In 1970, Friedman memorably wrote in a New York Times article that businesses existed purely to make money for shareholders, and that executives drivelling on about being “socially responsible” were “preaching pure and unadulterated socialism”. It was powerful stuff, which basically set the tone for US capitalism for 50 years.

But it seems slightly less powerful now. Almost exactly a year ago, some of the highest-paid executives on the planet appeared to ditch Friedman’s idea of shareholder primacy as they attempted to convince their publics that they thought customers, employees, suppliers and communities might matter a little bit too.

And this week will see another small landmark for that resistance, with the full-year results of the major miner BHP.

"Nest says that it is `looking purely at the investment case` and that `climate change risk is investment risk."

The event will be notable as it showcases the performance of a company that, despite being one of the largest on the London Stock Exchange, can no longer boast of having the UK’s largest pension fund on its shareholder register.
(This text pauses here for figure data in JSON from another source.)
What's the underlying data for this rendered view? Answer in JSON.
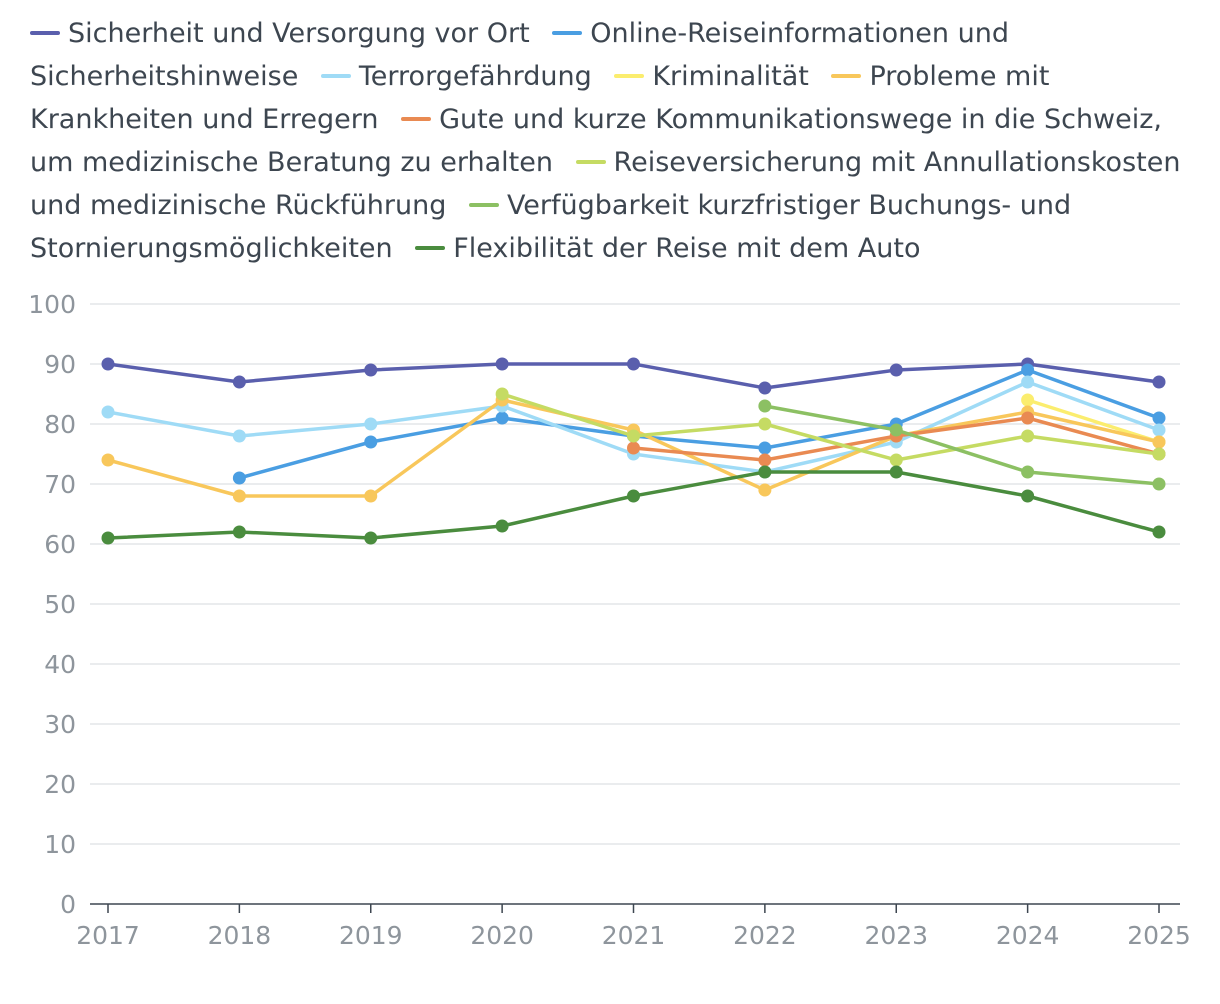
{
  "chart_data": {
    "type": "line",
    "categories": [
      "2017",
      "2018",
      "2019",
      "2020",
      "2021",
      "2022",
      "2023",
      "2024",
      "2025"
    ],
    "ylim": [
      0,
      100
    ],
    "yticks": [
      "0",
      "10",
      "20",
      "30",
      "40",
      "50",
      "60",
      "70",
      "80",
      "90",
      "100"
    ],
    "grid": true,
    "legend_position": "top",
    "series": [
      {
        "name": "Sicherheit und Versorgung vor Ort",
        "color": "#5a5fad",
        "values": [
          90,
          87,
          89,
          90,
          90,
          86,
          89,
          90,
          87
        ]
      },
      {
        "name": "Online-Reiseinformationen und Sicherheitshinweise",
        "color": "#4a9ee2",
        "values": [
          null,
          71,
          77,
          81,
          78,
          76,
          80,
          89,
          81
        ]
      },
      {
        "name": "Terrorgefährdung",
        "color": "#9fdbf6",
        "values": [
          82,
          78,
          80,
          83,
          75,
          72,
          77,
          87,
          79
        ]
      },
      {
        "name": "Kriminalität",
        "color": "#fbed6e",
        "values": [
          null,
          null,
          null,
          null,
          null,
          null,
          null,
          84,
          77
        ]
      },
      {
        "name": "Probleme mit Krankheiten und Erregern",
        "color": "#f8c75b",
        "values": [
          74,
          68,
          68,
          84,
          79,
          69,
          78,
          82,
          77
        ]
      },
      {
        "name": "Gute und kurze Kommunikationswege in die Schweiz, um medizinische Beratung zu erhalten",
        "color": "#e98a52",
        "values": [
          null,
          null,
          null,
          null,
          76,
          74,
          78,
          81,
          75
        ]
      },
      {
        "name": "Reiseversicherung mit Annullationskosten und medizinische Rückführung",
        "color": "#c5db63",
        "values": [
          null,
          null,
          null,
          85,
          78,
          80,
          74,
          78,
          75
        ]
      },
      {
        "name": "Verfügbarkeit kurzfristiger Buchungs- und Stornierungsmöglichkeiten",
        "color": "#8cc063",
        "values": [
          null,
          null,
          null,
          null,
          null,
          83,
          79,
          72,
          70
        ]
      },
      {
        "name": "Flexibilität der Reise mit dem Auto",
        "color": "#4a8c3e",
        "values": [
          61,
          62,
          61,
          63,
          68,
          72,
          72,
          68,
          62
        ]
      }
    ]
  }
}
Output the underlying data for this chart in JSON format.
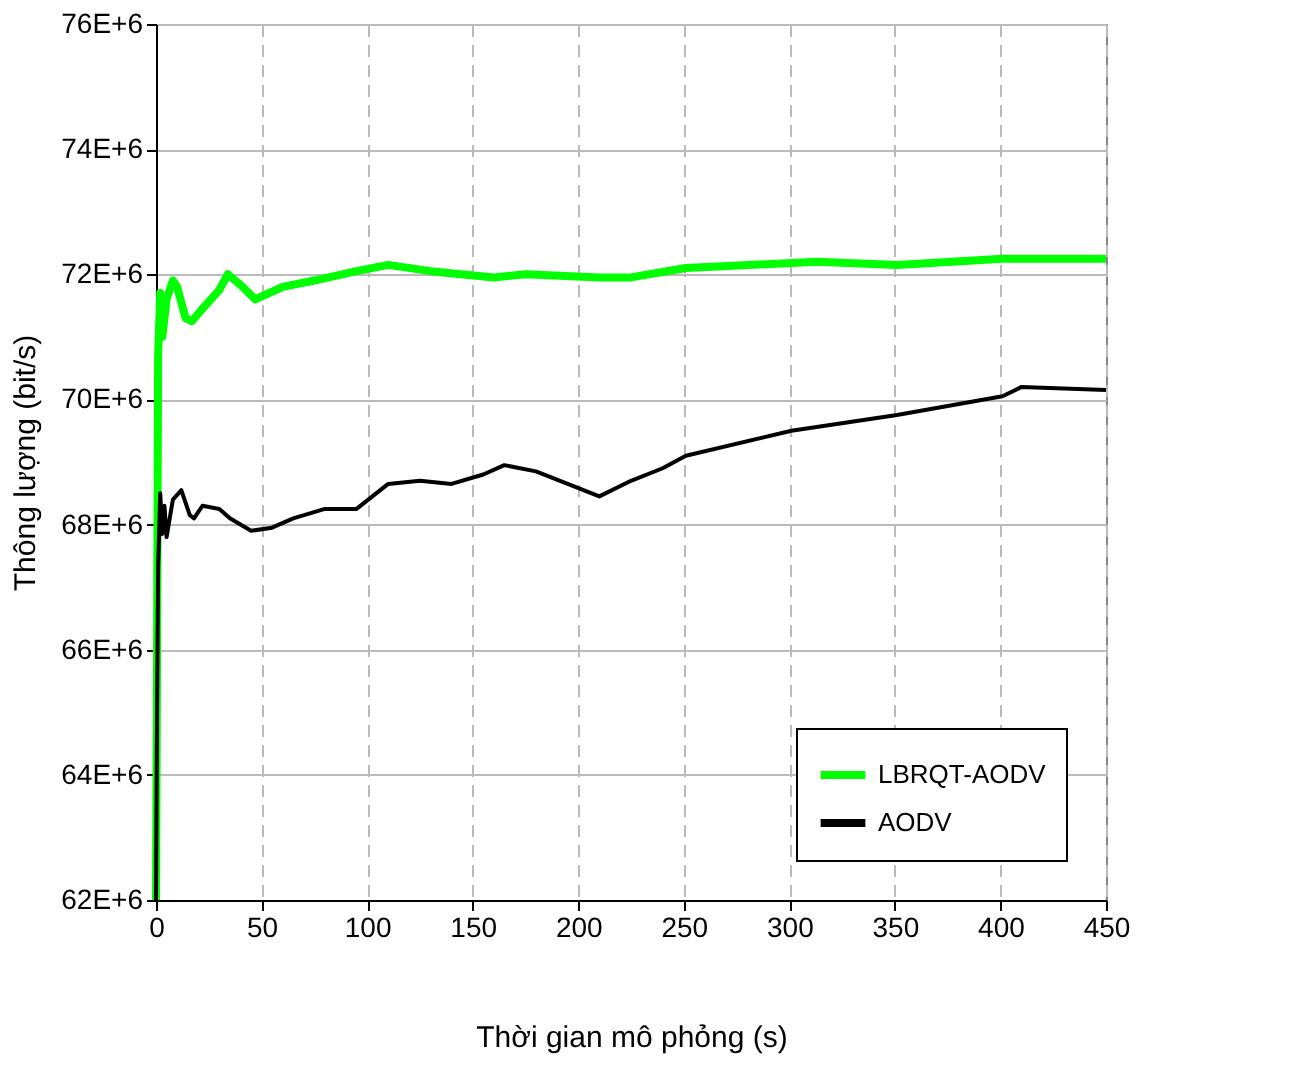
{
  "chart_data": {
    "type": "line",
    "xlabel": "Thời gian mô phỏng (s)",
    "ylabel": "Thông lượng (bit/s)",
    "xlim": [
      0,
      450
    ],
    "xticks": [
      0,
      50,
      100,
      150,
      200,
      250,
      300,
      350,
      400,
      450
    ],
    "ylim": [
      62000000,
      76000000
    ],
    "yticks": [
      {
        "value": 62000000,
        "label": "62E+6"
      },
      {
        "value": 64000000,
        "label": "64E+6"
      },
      {
        "value": 66000000,
        "label": "66E+6"
      },
      {
        "value": 68000000,
        "label": "68E+6"
      },
      {
        "value": 70000000,
        "label": "70E+6"
      },
      {
        "value": 72000000,
        "label": "72E+6"
      },
      {
        "value": 74000000,
        "label": "74E+6"
      },
      {
        "value": 76000000,
        "label": "76E+6"
      }
    ],
    "grid": true,
    "legend": "bottom right",
    "line_style": "solid",
    "marker": "none",
    "series": [
      {
        "name": "LBRQT-AODV",
        "color": "#00ff00",
        "x": [
          0,
          0.5,
          1,
          2,
          3,
          5,
          8,
          10,
          14,
          17,
          22,
          30,
          34,
          41,
          47,
          60,
          75,
          95,
          110,
          130,
          160,
          175,
          210,
          225,
          251,
          313,
          351,
          401,
          450
        ],
        "values": [
          62000000,
          66000000,
          70700000,
          71700000,
          71000000,
          71600000,
          71900000,
          71800000,
          71300000,
          71250000,
          71450000,
          71750000,
          72000000,
          71800000,
          71600000,
          71800000,
          71900000,
          72050000,
          72150000,
          72050000,
          71950000,
          72000000,
          71950000,
          71950000,
          72100000,
          72200000,
          72150000,
          72250000,
          72250000
        ]
      },
      {
        "name": "AODV",
        "color": "#000000",
        "x": [
          0,
          0.5,
          1,
          2,
          3,
          4,
          5,
          8,
          12,
          16,
          18,
          22,
          30,
          35,
          45,
          55,
          65,
          80,
          95,
          110,
          125,
          140,
          155,
          165,
          180,
          210,
          225,
          240,
          251,
          301,
          351,
          401,
          410,
          450
        ],
        "values": [
          62000000,
          65000000,
          67300000,
          68500000,
          67850000,
          68300000,
          67800000,
          68400000,
          68550000,
          68150000,
          68100000,
          68300000,
          68250000,
          68100000,
          67900000,
          67950000,
          68100000,
          68250000,
          68250000,
          68650000,
          68700000,
          68650000,
          68800000,
          68950000,
          68850000,
          68450000,
          68700000,
          68900000,
          69100000,
          69500000,
          69750000,
          70050000,
          70200000,
          70150000
        ]
      }
    ]
  }
}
The government-backed National Employment Savings Trust (Nest), which, with 9 million members, is the most popular pension fund in the country, is divesting from fossil fuels in what climate campaigners have hailed as a landmark move for the industry.

The self-imposed ban on holding such shares means that some of the world’s biggest mining companies, such as BHP, cannot be part of Nest’s future holdings, at least as long they derive profits from mining coal. This month, Nest sold its final BHP share.
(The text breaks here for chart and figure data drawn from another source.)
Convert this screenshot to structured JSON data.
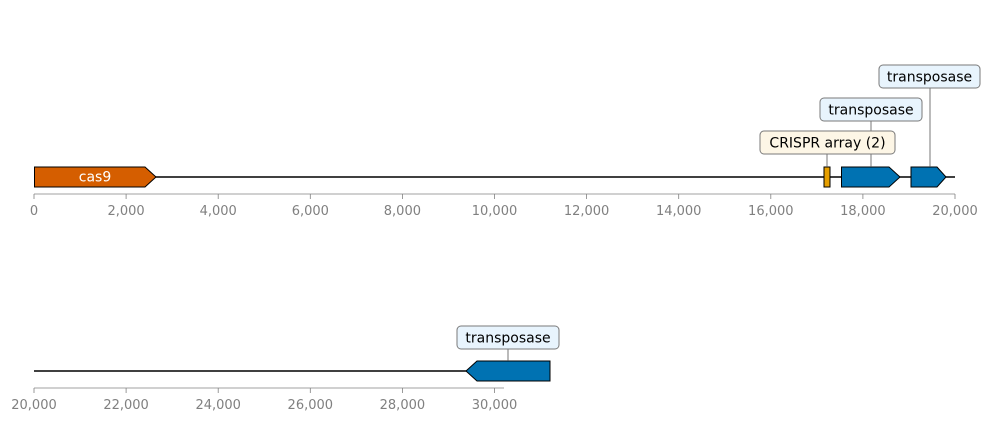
{
  "colors": {
    "cas9": "#d55e00",
    "transposase": "#0072b2",
    "crispr": "#e69f00",
    "backbone": "#000000",
    "tick": "#808080",
    "box_blue_fill": "#e8f4fd",
    "box_orange_fill": "#fdf6e6",
    "box_edge": "#7a7a7a"
  },
  "tracks": [
    {
      "range": [
        0,
        20000
      ],
      "tick_labels": [
        "0",
        "2,000",
        "4,000",
        "6,000",
        "8,000",
        "10,000",
        "12,000",
        "14,000",
        "16,000",
        "18,000",
        "20,000"
      ]
    },
    {
      "range": [
        20000,
        31200
      ],
      "tick_labels": [
        "20,000",
        "22,000",
        "24,000",
        "26,000",
        "28,000",
        "30,000"
      ]
    }
  ],
  "features": [
    {
      "name": "cas9",
      "track": 0,
      "start": 0,
      "end": 2650,
      "strand": 1,
      "type": "gene"
    },
    {
      "name": "CRISPR array (2)",
      "track": 0,
      "start": 17130,
      "end": 17270,
      "strand": 0,
      "type": "crispr"
    },
    {
      "name": "transposase",
      "track": 0,
      "start": 17500,
      "end": 18800,
      "strand": 1,
      "type": "gene"
    },
    {
      "name": "transposase",
      "track": 0,
      "start": 19050,
      "end": 19850,
      "strand": 1,
      "type": "gene"
    },
    {
      "name": "transposase",
      "track": 1,
      "start": 29400,
      "end": 31200,
      "strand": -1,
      "type": "gene"
    }
  ]
}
Friedman would have probably been pretty cross about all that, not least because what really got him grinding his teeth were business executives believing that they were “defending free enterprise” while also “promoting desirable ‘social’ ends”. Fifty years on, that is precisely what the promoters seem to be doing.

Nest says that it is “looking purely at the investment case” and that “climate change risk is investment risk”, with shareholders possibly finding themselves stranded with assets that turn out to be worthless if they are reliant on burning fossil fuels. The Bank of England has said that as much as $20 trillion (£16tn) of assets could be wiped out by the climate crisis if it is not effectively addressed.
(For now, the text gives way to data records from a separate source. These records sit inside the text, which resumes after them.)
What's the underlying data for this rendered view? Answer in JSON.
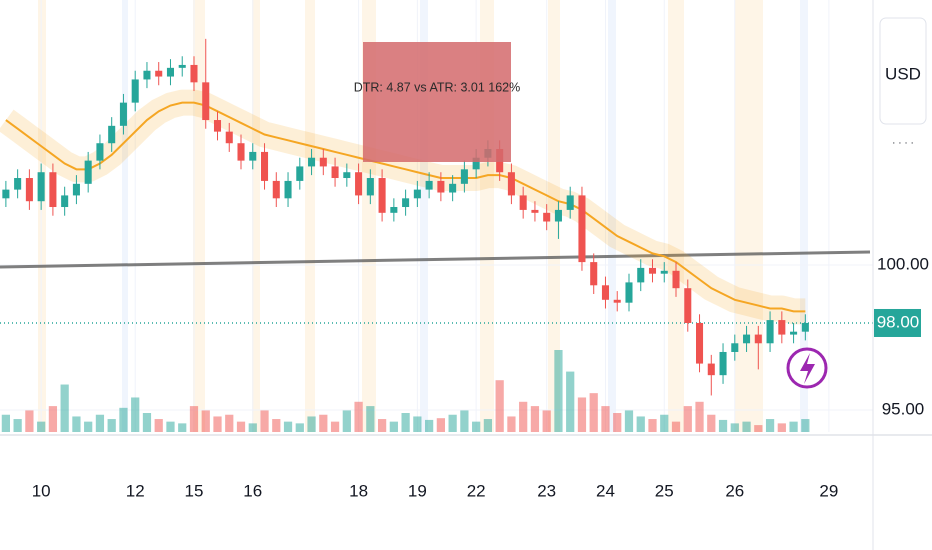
{
  "chart_data": {
    "type": "candlestick",
    "currency": "USD",
    "annotation": "DTR: 4.87 vs ATR: 3.01 162%",
    "xlim": [
      -0.5,
      73.5
    ],
    "ylim": [
      94.24,
      109.14
    ],
    "yticks": [
      {
        "value": 100,
        "label": "100.00"
      },
      {
        "value": 95,
        "label": "95.00"
      }
    ],
    "xticks": [
      {
        "value": 3,
        "label": "10"
      },
      {
        "value": 11,
        "label": "12"
      },
      {
        "value": 16,
        "label": "15"
      },
      {
        "value": 21,
        "label": "16"
      },
      {
        "value": 30,
        "label": "18"
      },
      {
        "value": 35,
        "label": "19"
      },
      {
        "value": 40,
        "label": "22"
      },
      {
        "value": 46,
        "label": "23"
      },
      {
        "value": 51,
        "label": "24"
      },
      {
        "value": 56,
        "label": "25"
      },
      {
        "value": 62,
        "label": "26"
      },
      {
        "value": 70,
        "label": "29"
      }
    ],
    "last_price": {
      "value": 98,
      "label": "98.00"
    },
    "up_color": "#26a69a",
    "down_color": "#ef5350",
    "open": [
      102.3,
      102.6,
      103.0,
      102.2,
      103.2,
      102.0,
      102.4,
      102.8,
      103.6,
      104.2,
      104.8,
      105.6,
      106.4,
      106.7,
      106.5,
      106.8,
      106.9,
      106.3,
      105.0,
      104.6,
      104.2,
      103.6,
      103.9,
      102.9,
      102.3,
      102.9,
      103.4,
      103.7,
      103.4,
      103.0,
      103.2,
      102.4,
      103.0,
      101.8,
      102.0,
      102.3,
      102.6,
      102.9,
      102.5,
      102.8,
      103.3,
      103.7,
      104.0,
      103.2,
      102.4,
      101.9,
      101.8,
      101.5,
      101.9,
      102.4,
      100.1,
      99.3,
      98.8,
      98.7,
      99.4,
      99.9,
      99.7,
      99.8,
      99.2,
      98.0,
      96.6,
      96.2,
      97.0,
      97.3,
      97.6,
      97.3,
      98.1,
      97.6,
      97.7
    ],
    "high": [
      102.9,
      103.3,
      103.3,
      103.5,
      103.5,
      102.7,
      103.1,
      103.9,
      104.5,
      105.1,
      105.9,
      106.7,
      107.0,
      107.0,
      107.1,
      107.2,
      107.2,
      107.8,
      105.3,
      104.9,
      104.5,
      104.2,
      104.2,
      103.2,
      103.2,
      103.7,
      104.0,
      104.0,
      103.7,
      103.5,
      103.5,
      103.3,
      103.3,
      102.3,
      102.6,
      102.9,
      103.2,
      103.2,
      103.1,
      103.6,
      104.0,
      104.3,
      104.3,
      103.5,
      102.7,
      102.2,
      102.1,
      102.2,
      102.7,
      102.7,
      100.4,
      99.6,
      99.1,
      99.7,
      100.2,
      100.2,
      100.1,
      100.1,
      99.5,
      98.3,
      96.9,
      97.3,
      97.6,
      97.9,
      97.9,
      98.4,
      98.4,
      98.0,
      98.3
    ],
    "low": [
      102.0,
      102.3,
      101.9,
      101.9,
      101.7,
      101.7,
      102.1,
      102.5,
      103.3,
      103.9,
      104.5,
      105.3,
      106.1,
      106.2,
      106.2,
      106.5,
      106.0,
      104.7,
      104.3,
      103.9,
      103.3,
      103.3,
      102.6,
      102.0,
      102.0,
      102.6,
      103.1,
      103.1,
      102.7,
      102.7,
      102.1,
      102.1,
      101.5,
      101.5,
      101.7,
      102.0,
      102.3,
      102.2,
      102.2,
      102.5,
      103.0,
      103.4,
      102.9,
      102.1,
      101.6,
      101.5,
      101.2,
      100.9,
      101.6,
      99.8,
      99.0,
      98.5,
      98.4,
      98.4,
      99.1,
      99.4,
      99.4,
      98.9,
      97.7,
      96.3,
      95.5,
      95.9,
      96.7,
      97.0,
      96.4,
      97.0,
      97.3,
      97.3,
      97.4
    ],
    "close": [
      102.6,
      103.0,
      102.2,
      103.2,
      102.0,
      102.4,
      102.8,
      103.6,
      104.2,
      104.8,
      105.6,
      106.4,
      106.7,
      106.5,
      106.8,
      106.9,
      106.3,
      105.0,
      104.6,
      104.2,
      103.6,
      103.9,
      102.9,
      102.3,
      102.9,
      103.4,
      103.7,
      103.4,
      103.0,
      103.2,
      102.4,
      103.0,
      101.8,
      102.0,
      102.3,
      102.6,
      102.9,
      102.5,
      102.8,
      103.3,
      103.7,
      104.0,
      103.2,
      102.4,
      101.9,
      101.8,
      101.5,
      101.9,
      102.4,
      100.1,
      99.3,
      98.8,
      98.7,
      99.4,
      99.9,
      99.7,
      99.8,
      99.2,
      98.0,
      96.6,
      96.2,
      97.0,
      97.3,
      97.6,
      97.3,
      98.1,
      97.6,
      97.7,
      98.0
    ],
    "volume": [
      20,
      15,
      25,
      12,
      30,
      55,
      18,
      12,
      20,
      15,
      28,
      40,
      22,
      15,
      12,
      10,
      30,
      25,
      18,
      20,
      12,
      10,
      25,
      15,
      12,
      10,
      18,
      20,
      12,
      25,
      35,
      30,
      15,
      12,
      22,
      18,
      14,
      16,
      20,
      25,
      12,
      15,
      60,
      18,
      35,
      30,
      25,
      95,
      70,
      40,
      45,
      30,
      22,
      25,
      18,
      15,
      20,
      12,
      30,
      35,
      20,
      14,
      10,
      12,
      8,
      15,
      10,
      12,
      15
    ],
    "ema": {
      "color": "#f5a623",
      "values": [
        105.0,
        104.7,
        104.4,
        104.1,
        103.8,
        103.5,
        103.3,
        103.3,
        103.5,
        103.8,
        104.2,
        104.6,
        105.0,
        105.3,
        105.5,
        105.6,
        105.6,
        105.5,
        105.3,
        105.1,
        104.9,
        104.7,
        104.5,
        104.4,
        104.3,
        104.2,
        104.1,
        104.0,
        103.9,
        103.8,
        103.7,
        103.6,
        103.5,
        103.4,
        103.3,
        103.2,
        103.1,
        103.0,
        103.0,
        103.0,
        103.0,
        103.1,
        103.1,
        103.0,
        102.8,
        102.6,
        102.4,
        102.2,
        102.1,
        101.9,
        101.6,
        101.3,
        101.0,
        100.8,
        100.6,
        100.4,
        100.3,
        100.1,
        99.8,
        99.5,
        99.2,
        99.0,
        98.8,
        98.7,
        98.6,
        98.5,
        98.5,
        98.4,
        98.4
      ]
    },
    "trendline": {
      "color": "#555555",
      "x": [
        -0.5,
        73.5
      ],
      "y": [
        99.93,
        100.45
      ]
    }
  }
}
Meanwhile, folk who like to study these things will tell you that there is no evidence that buying ethical shares makes any difference to financial performance. They point you to the FTSE4Good – the City’s version of an ethical index – which pretty well matches the returns of the FTSE All Share.

And yet the ghost of Friedman might say this reasoning is flawed, and that they would be better to stick with the do-gooder argument. If you compare the performance of FTSE4Good with, say, BHP shares, it would not just be a grizzled old economist who’d prefer to have the miner’s stock in their pension pot.

Equally, one might wonder if the FTSE4Good is really so angelic a punt. Its 13th most significant stock just happens to be, er … BHP.